This is an issue full of optimism. I don’t know if I’ve ever looked at one of our magazines as it’s gone to press and seen such a remarkably cogent and consistently affirming body of work. Not everything is sunshine and daisies, but even the negatives spin toward survival. It’s a testimony to potential. There aren’t as many limits on the people of this community and it’s beginning to show in lives being lived openly and without reservation. It’s not just that “It Gets Better,” it’s full of the spirit of “We Can Do It!” that reminds me of Rosie the Riveter in her iconic poster.
It was no mistake that we paired up our annual School’s OUT Issue with a Children & Family Quarterly, since it casts a wide net across a certain segment of our community. But, it’s also a nice piece to read for those of us who don’t have kids, aren’t kids, and maybe aren’t planning to have kids, simply due to the fact that we can read about what all of these people are doing and find what applies to us in terms of courage, tolerance, hardship, and limitlessness.
That’s what this optimism is, it’s limitlessness.
This is an era in our history that will be defined by limitlessness. Minnesota, more than a number of other states, has evolved into a place where the members of this community can dream of lives that might be lived, now that so many limits have been removed. No, it’s not a utopia for anyone, but it’s got a framework and is moving toward having an infrastructure that will support the people of this community in more aspects than ever, including marriage, having families, playing in sports, not being bullied at school, in addition everything and everyone covered by the Minnesota Human Rights Act which was amended in 1993 to cover sexual orientation, including protecting transgender individuals from discrimination. Of course, limitlessness isn’t always just handed over, unchallenged, but the infrastructure and the people who have, are, and will be trained to enable and encourage this limitlessness are increasing in number and reach.
And where better for this encouragement of limitlessness to happen than in our schools and in our reproductive freedom? Have you noticed how reproductive freedom is about choice, not just for terminating or continuing pregnancies, but also the freedom to do what Chris and Anders (on the cover) did in figuring out a way to have baby Hugo? Reproductive freedom, by definition, includes the enabling and encouragement of limitlessness in reproduction. Though I can’t find any pairings of reproductive freedom with same-sex rights, the activists would be prudent to get on that wave as this is how inclusion should expand the topic. Reproductive freedom means that we are free to give our gametes (sperm and eggs) to others to enable them to have children; we are free to lend our wombs to people as gestational carriers. This is an exciting time as we embark on this journey of legal same-sex marriage and the baby carriages that can follow, now in more of a—dare I say—traditional sense than ever.

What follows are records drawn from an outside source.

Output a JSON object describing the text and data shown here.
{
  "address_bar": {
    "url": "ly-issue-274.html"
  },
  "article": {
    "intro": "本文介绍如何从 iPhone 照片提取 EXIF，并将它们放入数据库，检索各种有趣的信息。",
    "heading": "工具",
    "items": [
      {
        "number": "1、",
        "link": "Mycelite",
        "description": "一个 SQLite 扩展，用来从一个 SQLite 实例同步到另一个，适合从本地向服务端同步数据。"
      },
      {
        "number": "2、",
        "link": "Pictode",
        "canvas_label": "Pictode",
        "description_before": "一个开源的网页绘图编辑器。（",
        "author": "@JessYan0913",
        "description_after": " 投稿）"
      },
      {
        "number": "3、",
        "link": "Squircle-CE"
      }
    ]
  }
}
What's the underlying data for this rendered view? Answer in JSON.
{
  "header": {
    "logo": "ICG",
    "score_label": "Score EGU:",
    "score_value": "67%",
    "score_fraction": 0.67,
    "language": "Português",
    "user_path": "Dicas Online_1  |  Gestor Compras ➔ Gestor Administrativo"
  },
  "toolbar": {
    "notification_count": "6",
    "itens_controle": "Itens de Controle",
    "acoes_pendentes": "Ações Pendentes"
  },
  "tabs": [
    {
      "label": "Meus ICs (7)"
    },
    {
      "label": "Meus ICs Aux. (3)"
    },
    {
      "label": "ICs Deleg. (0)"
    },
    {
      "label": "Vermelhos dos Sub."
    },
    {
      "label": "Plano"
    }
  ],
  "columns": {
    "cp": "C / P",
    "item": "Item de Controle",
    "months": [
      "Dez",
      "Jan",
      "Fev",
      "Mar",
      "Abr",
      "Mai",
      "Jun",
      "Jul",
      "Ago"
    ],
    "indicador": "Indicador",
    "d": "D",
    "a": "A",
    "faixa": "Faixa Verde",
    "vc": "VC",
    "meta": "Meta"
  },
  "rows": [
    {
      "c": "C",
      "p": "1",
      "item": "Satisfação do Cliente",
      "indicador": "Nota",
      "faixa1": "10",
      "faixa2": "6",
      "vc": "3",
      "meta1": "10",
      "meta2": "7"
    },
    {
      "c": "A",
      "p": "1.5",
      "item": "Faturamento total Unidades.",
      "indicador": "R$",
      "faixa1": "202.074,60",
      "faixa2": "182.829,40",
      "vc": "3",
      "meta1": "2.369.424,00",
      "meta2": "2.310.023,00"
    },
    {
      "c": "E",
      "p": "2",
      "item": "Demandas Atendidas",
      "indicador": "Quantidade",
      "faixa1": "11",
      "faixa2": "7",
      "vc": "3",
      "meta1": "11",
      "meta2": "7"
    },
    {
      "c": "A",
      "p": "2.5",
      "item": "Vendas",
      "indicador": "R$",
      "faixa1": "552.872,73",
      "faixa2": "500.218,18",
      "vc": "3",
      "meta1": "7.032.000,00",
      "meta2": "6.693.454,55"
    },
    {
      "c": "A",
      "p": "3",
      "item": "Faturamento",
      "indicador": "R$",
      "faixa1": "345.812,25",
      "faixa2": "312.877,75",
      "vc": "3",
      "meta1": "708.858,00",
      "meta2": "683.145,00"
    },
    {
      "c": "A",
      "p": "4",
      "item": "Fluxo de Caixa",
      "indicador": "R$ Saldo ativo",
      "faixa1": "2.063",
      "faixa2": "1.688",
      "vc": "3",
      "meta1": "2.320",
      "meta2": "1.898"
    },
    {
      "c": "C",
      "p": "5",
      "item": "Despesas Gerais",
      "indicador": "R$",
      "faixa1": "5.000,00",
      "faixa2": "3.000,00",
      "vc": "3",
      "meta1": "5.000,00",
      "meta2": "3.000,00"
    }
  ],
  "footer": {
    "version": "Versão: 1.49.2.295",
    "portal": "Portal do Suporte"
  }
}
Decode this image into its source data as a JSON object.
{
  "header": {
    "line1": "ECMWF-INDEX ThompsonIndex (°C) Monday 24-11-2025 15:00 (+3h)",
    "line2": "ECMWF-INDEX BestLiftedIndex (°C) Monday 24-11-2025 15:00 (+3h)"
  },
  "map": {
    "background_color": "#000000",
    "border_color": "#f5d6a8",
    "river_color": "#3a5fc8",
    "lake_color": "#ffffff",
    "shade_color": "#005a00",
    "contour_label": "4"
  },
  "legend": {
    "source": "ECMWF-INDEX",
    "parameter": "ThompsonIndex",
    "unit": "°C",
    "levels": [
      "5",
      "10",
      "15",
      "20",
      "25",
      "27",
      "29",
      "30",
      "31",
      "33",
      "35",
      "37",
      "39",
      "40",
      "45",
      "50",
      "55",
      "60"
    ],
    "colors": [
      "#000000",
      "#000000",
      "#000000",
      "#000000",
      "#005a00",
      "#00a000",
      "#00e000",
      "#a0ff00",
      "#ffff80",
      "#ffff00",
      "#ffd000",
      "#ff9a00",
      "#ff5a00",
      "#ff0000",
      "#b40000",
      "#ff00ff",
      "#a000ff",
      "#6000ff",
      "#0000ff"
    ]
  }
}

Inseminations, surrogacies, and adoptions will become more matter of course as we progress through these next years. I predict a great jump in service providers who will make it their business to ease the legal and medical processes for same-sex couples to have children, however it’s done, including artificial insemination, in-vitro fertilization, surrogacy, and adoption. Having looked into taking my own reproductive future into my own hands at age 37, I know for a fact that setting myself up to try to have a baby on my own can be as simple as doing some research and putting items in an online shopping cart prior to making an appointment at a reproductive clinic not even 5 miles away from me. Limitlessness with a credit card number and a few clicks of a mouse.

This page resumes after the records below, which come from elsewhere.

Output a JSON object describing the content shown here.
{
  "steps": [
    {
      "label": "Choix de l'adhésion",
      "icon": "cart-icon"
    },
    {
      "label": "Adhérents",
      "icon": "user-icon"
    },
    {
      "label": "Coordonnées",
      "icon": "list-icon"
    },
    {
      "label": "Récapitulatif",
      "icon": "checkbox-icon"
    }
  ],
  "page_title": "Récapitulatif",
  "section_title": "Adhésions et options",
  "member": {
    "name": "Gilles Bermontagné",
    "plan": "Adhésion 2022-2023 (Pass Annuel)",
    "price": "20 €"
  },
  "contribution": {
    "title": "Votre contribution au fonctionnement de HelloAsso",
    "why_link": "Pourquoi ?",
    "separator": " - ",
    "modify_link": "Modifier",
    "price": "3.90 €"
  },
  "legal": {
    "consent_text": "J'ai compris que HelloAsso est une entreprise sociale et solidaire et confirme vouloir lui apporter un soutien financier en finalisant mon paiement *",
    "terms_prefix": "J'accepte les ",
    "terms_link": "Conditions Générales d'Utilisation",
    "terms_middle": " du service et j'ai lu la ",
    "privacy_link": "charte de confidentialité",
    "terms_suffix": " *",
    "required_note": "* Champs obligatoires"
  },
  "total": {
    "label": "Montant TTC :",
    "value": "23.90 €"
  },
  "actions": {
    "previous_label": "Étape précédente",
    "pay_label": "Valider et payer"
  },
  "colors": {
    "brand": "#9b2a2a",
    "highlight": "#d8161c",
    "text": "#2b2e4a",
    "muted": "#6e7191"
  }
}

Of course, all of this takes plenty of time and thought. Parenthood is not a flippant choice to be made, but, then again, it’s not like there is a high chance of accidental pregnancies in this community. These choices take deliberation and intention. And, after all the thought and consideration, it’s still a choice. We can do it. Or, we don’t have to do it. How very empowering.
Then, if the choice is to have a family, we can look to a great number of examples in this issue for kids to be able to grow up in an increasingly tolerant and safe society. Yes, there are the negative examples—the current and grandfathered coping mechanisms that we will hope to see transitioning out of our society—that are responses to negative circumstances. Estranging ourselves from hateful family members, such as Nathan Phelps did, or shutting down our feelings, such as Cody W. did, are valid and they have been survival tactics for many, that will hopefully be needed less and less as we continue to evolve. And, as a testament to the changing times in Minnesota, there is an overwhelming majority of positive examples of kids and adults who are gay, lesbian, bisexual, transgender, gender non-conforming, and straight allies in the issue, both as contributors and as subjects. The diversity doesn’t end with those distinctions, but continues to include People of Color, athletes, older students, ROTC, first generation students, students from a variety of economic backgrounds, and students who organize to continue fighting for the rights of the people of this community and beyond.
We find ourselves facing a future of opportunities to teach and learn, no matter what our age is or who we are surrounded by: kids, adults, family members, coworkers, legislators, health care providers, friends, faith leaders, to name a few. Let’s find the examples of teaching and learning that we want to emulate and strive to become good examples, ourselves.